En 1799, transcurridos diez años desde del estallido de la Revolución francesa, la República continúa resistiendo los embates del tradicionalismo. Más aún, el 18 Brumario de ese año, Bonaparte se erige en Primer Cónsul instaurando su dictadura frente a la reacción. En su Napoleón, Emil Ludwig describe la nueva ley escolar bonapartista: “se dota al país de escuelas de enseñanza primaria y secundaria, de liceos, de escuelas superiores. Se crean seis mil becas, una tercera parte de las cuales se reserva para los hijos de hombres de mérito”. Ya no es la sangre o la cuna la que determina el acceso a la universidad. “Tres años más tarde, Francia tiene 45.000 escuelas primarias, 750 colegios y 45 liceos”. Napoleón introduce en el senado a los mejores: “se hace designar a nuestros diez mejores pintores, nuestros diez mejores escultores, compositores, músicos, arquitectos, y otros nombres de artistas cuyo talento merezca ser estimulado”. Las ciencias y la filosofía están llamadas a convertirse en patrimonio de los franceses.
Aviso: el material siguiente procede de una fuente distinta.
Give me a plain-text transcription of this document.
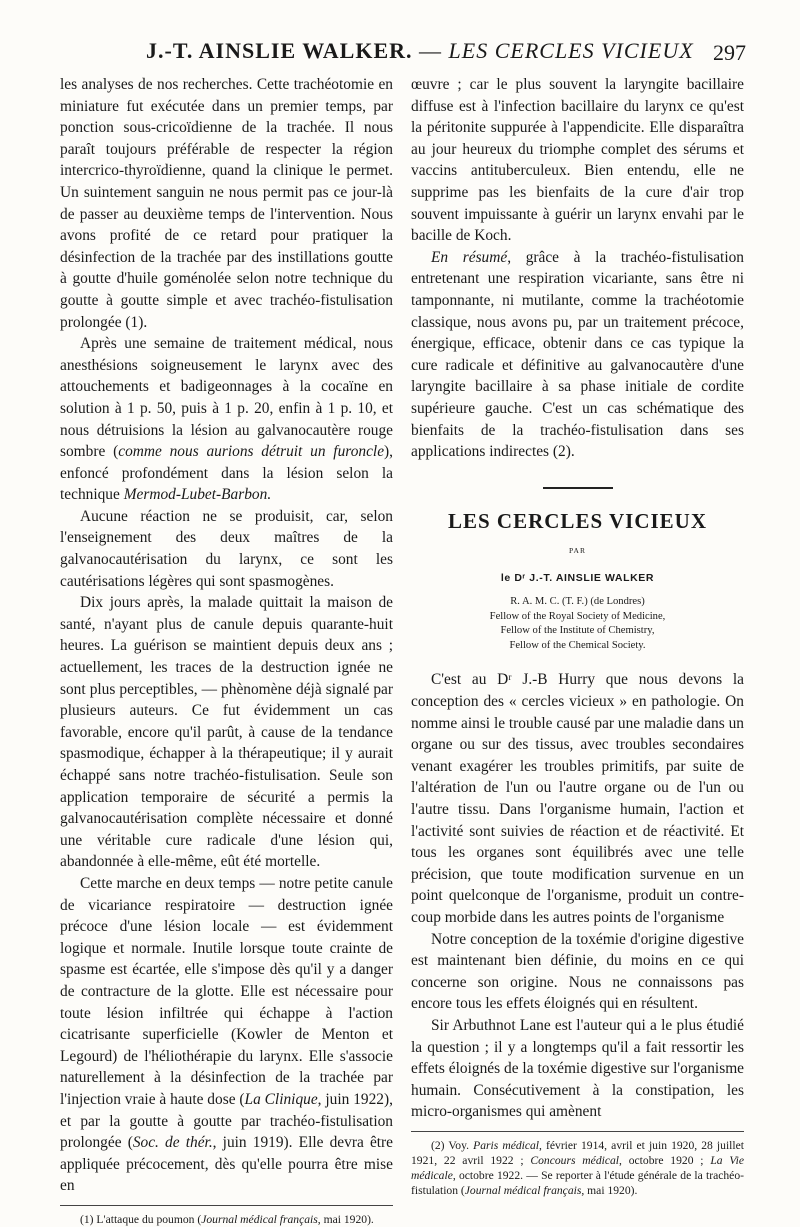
J.-T. AINSLIE WALKER. — LES CERCLES VICIEUX 297

les analyses de nos recherches. Cette trachéotomie en miniature fut exécutée dans un premier temps, par ponction sous-cricoïdienne de la trachée. Il nous paraît toujours préférable de respecter la région intercrico-thyroïdienne, quand la clinique le permet. Un suintement sanguin ne nous permit pas ce jour-là de passer au deuxième temps de l'intervention. Nous avons profité de ce retard pour pratiquer la désinfection de la trachée par des instillations goutte à goutte d'huile goménolée selon notre technique du goutte à goutte simple et avec trachéo-fistulisation prolongée (1).

Après une semaine de traitement médical, nous anesthésions soigneusement le larynx avec des attouchements et badigeonnages à la cocaïne en solution à 1 p. 50, puis à 1 p. 20, enfin à 1 p. 10, et nous détruisions la lésion au galvanocautère rouge sombre (comme nous aurions détruit un furoncle), enfoncé profondément dans la lésion selon la technique Mermod-Lubet-Barbon.

Aucune réaction ne se produisit, car, selon l'enseignement des deux maîtres de la galvanocautérisation du larynx, ce sont les cautérisations légères qui sont spasmogènes.

Dix jours après, la malade quittait la maison de santé, n'ayant plus de canule depuis quarante-huit heures. La guérison se maintient depuis deux ans ; actuellement, les traces de la destruction ignée ne sont plus perceptibles, — phènomène déjà signalé par plusieurs auteurs. Ce fut évidemment un cas favorable, encore qu'il parût, à cause de la tendance spasmodique, échapper à la thérapeutique; il y aurait échappé sans notre trachéo-fistulisation. Seule son application temporaire de sécurité a permis la galvanocautérisation complète nécessaire et donné une véritable cure radicale d'une lésion qui, abandonnée à elle-même, eût été mortelle.

Cette marche en deux temps — notre petite canule de vicariance respiratoire — destruction ignée précoce d'une lésion locale — est évidemment logique et normale. Inutile lorsque toute crainte de spasme est écartée, elle s'impose dès qu'il y a danger de contracture de la glotte. Elle est nécessaire pour toute lésion infiltrée qui échappe à l'action cicatrisante superficielle (Kowler de Menton et Legourd) de l'héliothérapie du larynx. Elle s'associe naturellement à la désinfection de la trachée par l'injection vraie à haute dose (La Clinique, juin 1922), et par la goutte à goutte par trachéo-fistulisation prolongée (Soc. de thér., juin 1919). Elle devra être appliquée précocement, dès qu'elle pourra être mise en

(1) L'attaque du poumon (Journal médical français, mai 1920).

œuvre ; car le plus souvent la laryngite bacillaire diffuse est à l'infection bacillaire du larynx ce qu'est la péritonite suppurée à l'appendicite. Elle disparaîtra au jour heureux du triomphe complet des sérums et vaccins antituberculeux. Bien entendu, elle ne supprime pas les bienfaits de la cure d'air trop souvent impuissante à guérir un larynx envahi par le bacille de Koch.

En résumé, grâce à la trachéo-fistulisation entretenant une respiration vicariante, sans être ni tamponnante, ni mutilante, comme la trachéotomie classique, nous avons pu, par un traitement précoce, énergique, efficace, obtenir dans ce cas typique la cure radicale et définitive au galvanocautère d'une laryngite bacillaire à sa phase initiale de cordite supérieure gauche. C'est un cas schématique des bienfaits de la trachéo-fistulisation dans ses applications indirectes (2).

LES CERCLES VICIEUX
PAR
le Dʳ J.-T. AINSLIE WALKER
R. A. M. C. (T. F.) (de Londres)
Fellow of the Royal Society of Medicine,
Fellow of the Institute of Chemistry,
Fellow of the Chemical Society.

C'est au Dʳ J.-B Hurry que nous devons la conception des « cercles vicieux » en pathologie. On nomme ainsi le trouble causé par une maladie dans un organe ou sur des tissus, avec troubles secondaires venant exagérer les troubles primitifs, par suite de l'altération de l'un ou l'autre organe ou de l'un ou l'autre tissu. Dans l'organisme humain, l'action et l'activité sont suivies de réaction et de réactivité. Et tous les organes sont équilibrés avec une telle précision, que toute modification survenue en un point quelconque de l'organisme, produit un contre-coup morbide dans les autres points de l'organisme

Notre conception de la toxémie d'origine digestive est maintenant bien définie, du moins en ce qui concerne son origine. Nous ne connaissons pas encore tous les effets éloignés qui en résultent.

Sir Arbuthnot Lane est l'auteur qui a le plus étudié la question ; il y a longtemps qu'il a fait ressortir les effets éloignés de la toxémie digestive sur l'organisme humain. Consécutivement à la constipation, les micro-organismes qui amènent

(2) Voy. Paris médical, février 1914, avril et juin 1920, 28 juillet 1921, 22 avril 1922 ; Concours médical, octobre 1920 ; La Vie médicale, octobre 1922. — Se reporter à l'étude générale de la trachéo-fistulation (Journal médical français, mai 1920).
En España, la transición del XVIII al XIX es radicalmente opuesta. Los curas ordenan a sus feligreses combatir al Anticristo francés; la izquierda de entonces, españoles afrancesados o liberales, corren la misma suerte. “Aquí no necesitamos tantas luces” había sentenciado años antes Floridablanca. Se trataba de mantener al pueblo en la oscuridad y la ignorancia. Estaban en juego los privilegios estamentales. “¡Viva las caenas!, ¡Viva la Religión!, ¡Viva la Inquisición!” se grita al regreso de Fernando VII. Aún falta casi medio siglo para que en tiempos de Isabel II se renueven los viejos propósitos: “España no necesita hombres que sepan, sino bueyes que trabajen” llega a afirmar Bravo Murillo.
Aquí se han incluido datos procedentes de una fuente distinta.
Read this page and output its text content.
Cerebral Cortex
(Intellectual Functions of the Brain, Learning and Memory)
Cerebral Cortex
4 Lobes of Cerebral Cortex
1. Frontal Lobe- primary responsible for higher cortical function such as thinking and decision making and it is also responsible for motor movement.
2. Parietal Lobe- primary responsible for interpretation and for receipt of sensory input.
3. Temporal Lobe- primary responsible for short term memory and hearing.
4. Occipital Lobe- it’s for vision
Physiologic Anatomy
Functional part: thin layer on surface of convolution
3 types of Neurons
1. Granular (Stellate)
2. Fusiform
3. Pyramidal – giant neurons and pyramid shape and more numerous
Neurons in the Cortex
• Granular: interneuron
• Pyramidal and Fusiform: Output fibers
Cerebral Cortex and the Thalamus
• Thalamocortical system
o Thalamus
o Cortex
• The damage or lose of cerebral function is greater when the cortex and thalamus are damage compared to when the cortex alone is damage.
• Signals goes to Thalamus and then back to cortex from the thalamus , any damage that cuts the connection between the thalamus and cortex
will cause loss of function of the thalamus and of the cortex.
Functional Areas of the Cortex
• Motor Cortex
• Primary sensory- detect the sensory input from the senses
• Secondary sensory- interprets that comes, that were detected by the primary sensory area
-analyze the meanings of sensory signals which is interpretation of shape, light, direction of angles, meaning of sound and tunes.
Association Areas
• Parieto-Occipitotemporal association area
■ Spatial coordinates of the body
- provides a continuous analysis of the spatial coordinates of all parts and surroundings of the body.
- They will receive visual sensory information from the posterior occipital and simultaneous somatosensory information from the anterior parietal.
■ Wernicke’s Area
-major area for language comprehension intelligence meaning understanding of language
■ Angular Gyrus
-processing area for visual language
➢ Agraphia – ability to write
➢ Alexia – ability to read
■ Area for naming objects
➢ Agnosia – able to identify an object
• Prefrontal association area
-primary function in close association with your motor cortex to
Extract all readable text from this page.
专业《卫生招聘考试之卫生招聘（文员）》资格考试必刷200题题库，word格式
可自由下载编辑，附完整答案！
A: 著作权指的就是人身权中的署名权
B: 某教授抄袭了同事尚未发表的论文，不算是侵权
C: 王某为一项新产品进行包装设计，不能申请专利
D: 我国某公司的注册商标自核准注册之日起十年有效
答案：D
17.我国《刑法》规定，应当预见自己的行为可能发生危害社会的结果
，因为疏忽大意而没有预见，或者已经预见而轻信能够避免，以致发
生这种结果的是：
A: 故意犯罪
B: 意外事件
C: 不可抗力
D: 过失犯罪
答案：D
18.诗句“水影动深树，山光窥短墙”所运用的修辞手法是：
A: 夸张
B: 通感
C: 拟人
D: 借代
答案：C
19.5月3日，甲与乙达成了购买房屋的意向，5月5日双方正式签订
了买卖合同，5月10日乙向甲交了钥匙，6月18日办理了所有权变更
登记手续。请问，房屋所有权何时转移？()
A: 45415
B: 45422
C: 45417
A comienzos del siglo XX apenas uno de cada cuatro españoles sabe leer y escribir. Si en Europa la cultura es cada vez más, un asunto de Estado, en España lo es la deseducación. Tres cuartas partes de la enseñanza secundaria continúan en manos de las órdenes religiosas. El gobierno, concebido como objeto de negocio de una minoría, acostumbra a delegar la función educativa en la Iglesia. Aun así, iniciativas dignas de encomio ya habían intentado ilustrar a la sociedad: la Institución de Libre Enseñanza a partir de 1876 o posteriormente, la Escuela Moderna en Cataluña. Ferrer i Guardia lo pagaría con su vida. En París, Anatole France denunciaba la ignominia: “su crimen es ser republicano, socialista, librepensador; su crimen es crear la enseñanza laica en Barcelona, instruir a miles de niños en la moral independiente, su crimen es haber fundado escuelas”. Pronto llegará el aplastamiento de la II República y con él, también el de sus maestros. Era en realidad, el aplastamiento de todo aquel que no comulgase con el fascismo o la sacristía.
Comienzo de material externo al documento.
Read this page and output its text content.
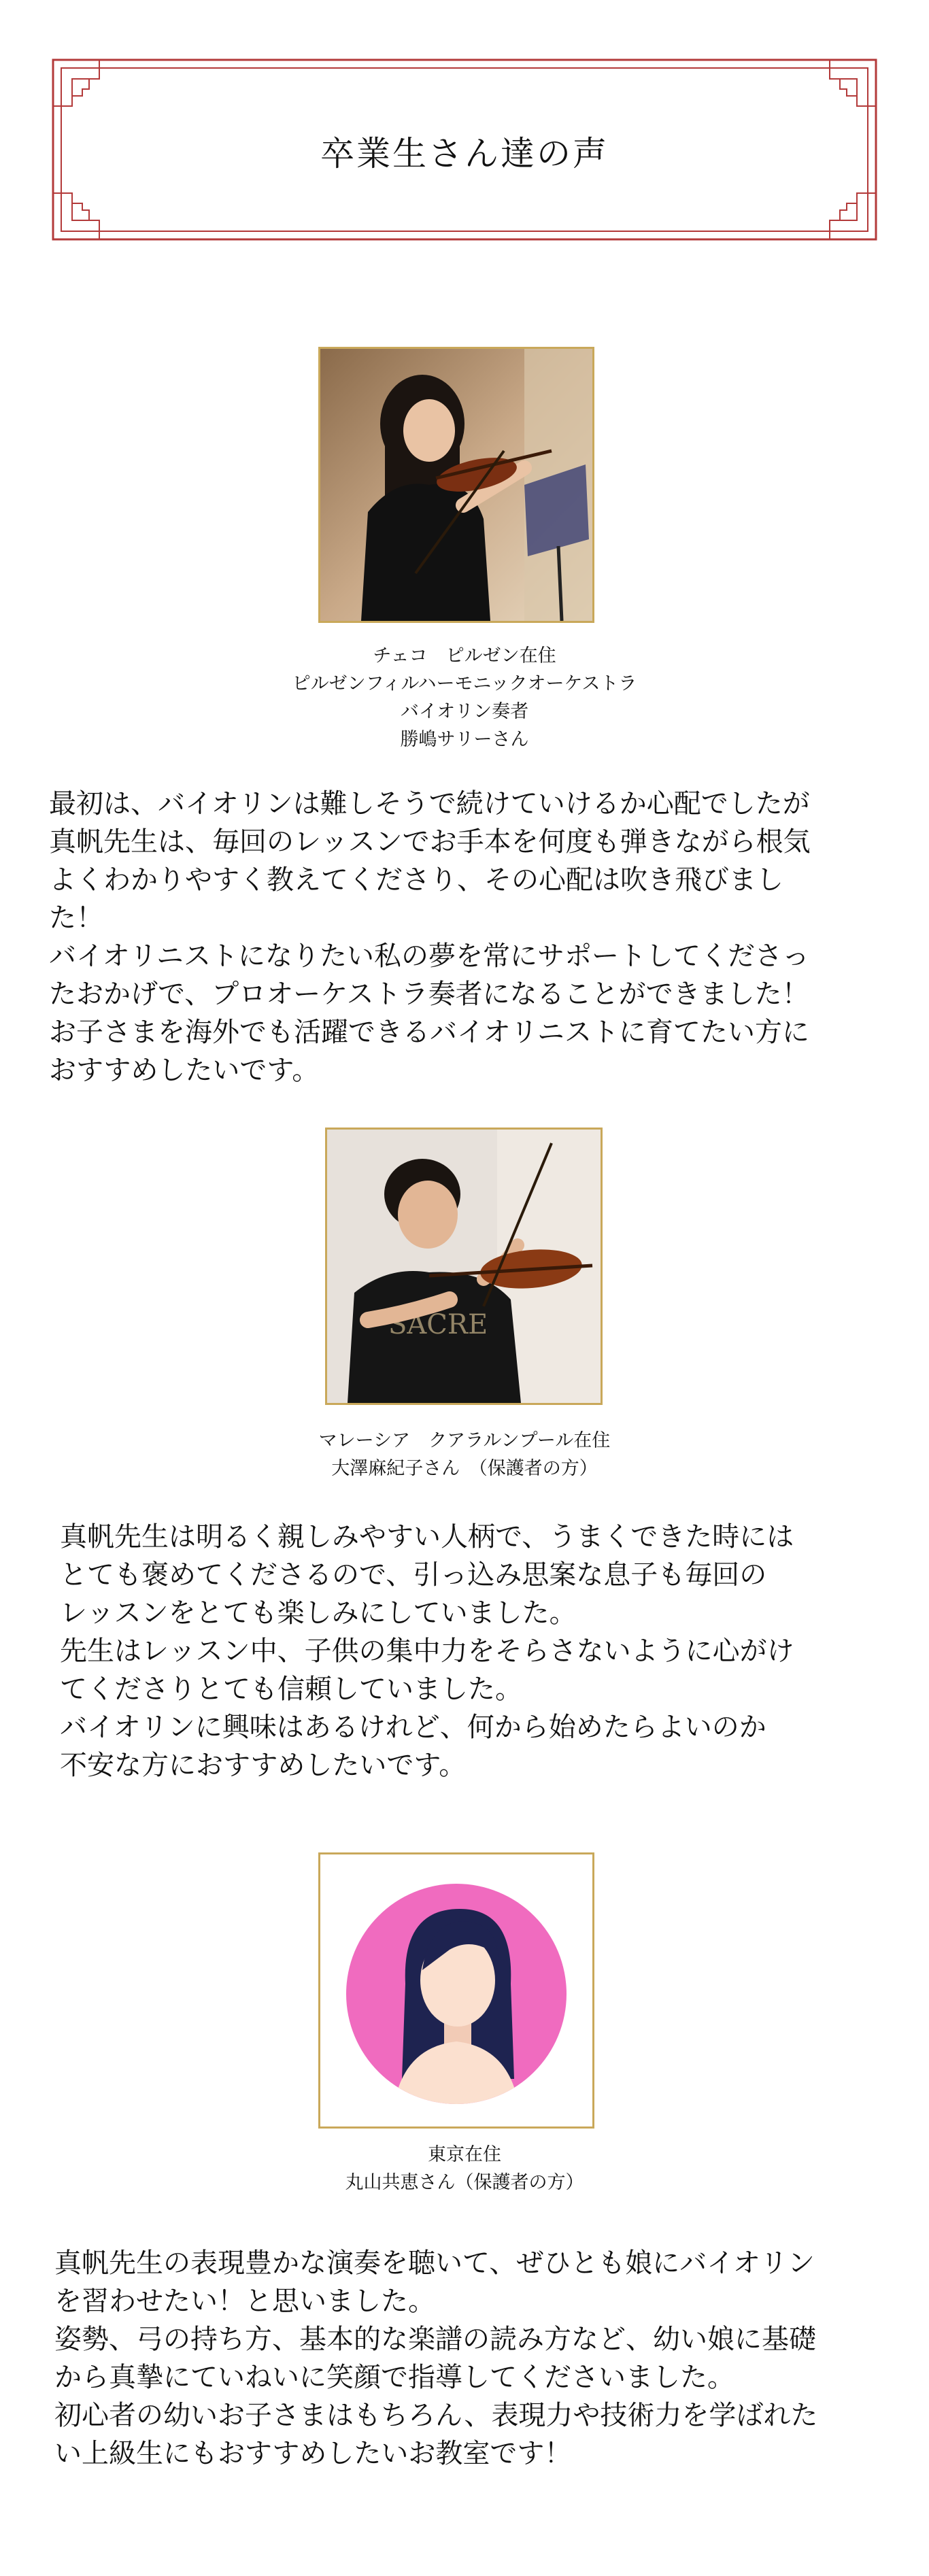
卒業生さん達の声
チェコ　ピルゼン在住
ピルゼンフィルハーモニックオーケストラ
バイオリン奏者
勝嶋サリーさん
最初は、バイオリンは難しそうで続けていけるか心配でしたが
真帆先生は、毎回のレッスンでお手本を何度も弾きながら根気
よくわかりやすく教えてくださり、その心配は吹き飛びまし
た！
バイオリニストになりたい私の夢を常にサポートしてくださっ
たおかげで、プロオーケストラ奏者になることができました！
お子さまを海外でも活躍できるバイオリニストに育てたい方に
おすすめしたいです。
SACRE
マレーシア　クアラルンプール在住
大澤麻紀子さん　（保護者の方）
真帆先生は明るく親しみやすい人柄で、うまくできた時には
とても褒めてくださるので、引っ込み思案な息子も毎回の
レッスンをとても楽しみにしていました。
先生はレッスン中、子供の集中力をそらさないように心がけ
てくださりとても信頼していました。
バイオリンに興味はあるけれど、何から始めたらよいのか
不安な方におすすめしたいです。
東京在住
丸山共恵さん（保護者の方）
真帆先生の表現豊かな演奏を聴いて、ぜひとも娘にバイオリン
を習わせたい！と思いました。
姿勢、弓の持ち方、基本的な楽譜の読み方など、幼い娘に基礎
から真摯にていねいに笑顔で指導してくださいました。
初心者の幼いお子さまはもちろん、表現力や技術力を学ばれた
い上級生にもおすすめしたいお教室です！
Juramento por la Educación
Don Íñigo Méndez de Vigo y Montojo, IX barón de Claret, fue la persona escogida por Mariano Rajoy para suceder a José Ignacio Wert en la cartera de educación, cultura y deportes. Viene de afirmar el barón que “hay demasiados universitarios en España”. Acaso faltan más camareros. Quién sabe si al ministro llega a resultarle incluso molesta la anómala situación. El actual ataque del gobierno a la educación de sus compatriotas en nada difiere de la aversión a la Ilustración impuesta siempre en España por la reacción. Desde la llegada del Partido Popular al poder se han eliminado becas, encarecido brutalmente las matriculas, se ha marginado la filosofía en la enseñanza secundaria y se ha restaurado la religión como asignatura vehicular. La aristocratización de la Universidad Pública española ha supuesto la pérdida de 70.000 estudiantes, pero ello no parece suficiente. Acaso urge finalizar lo comenzado.
Siempre se sintieron incómodos ante la emergencia de la razón. En la actualidad, la distorsión del sentido común sigue siendo el primer objetivo de quienes aspiran a perpetuar sus particulares intereses por encima de los generales. Una sociedad sin educar es una sociedad manejable, sumisa, a la que se puede volver a engañar. España, "la más triste de las historias", nos dice Gil de Biedma. Desconocerla es el primer fundamento para perpetuarla; para impedir cambiarla.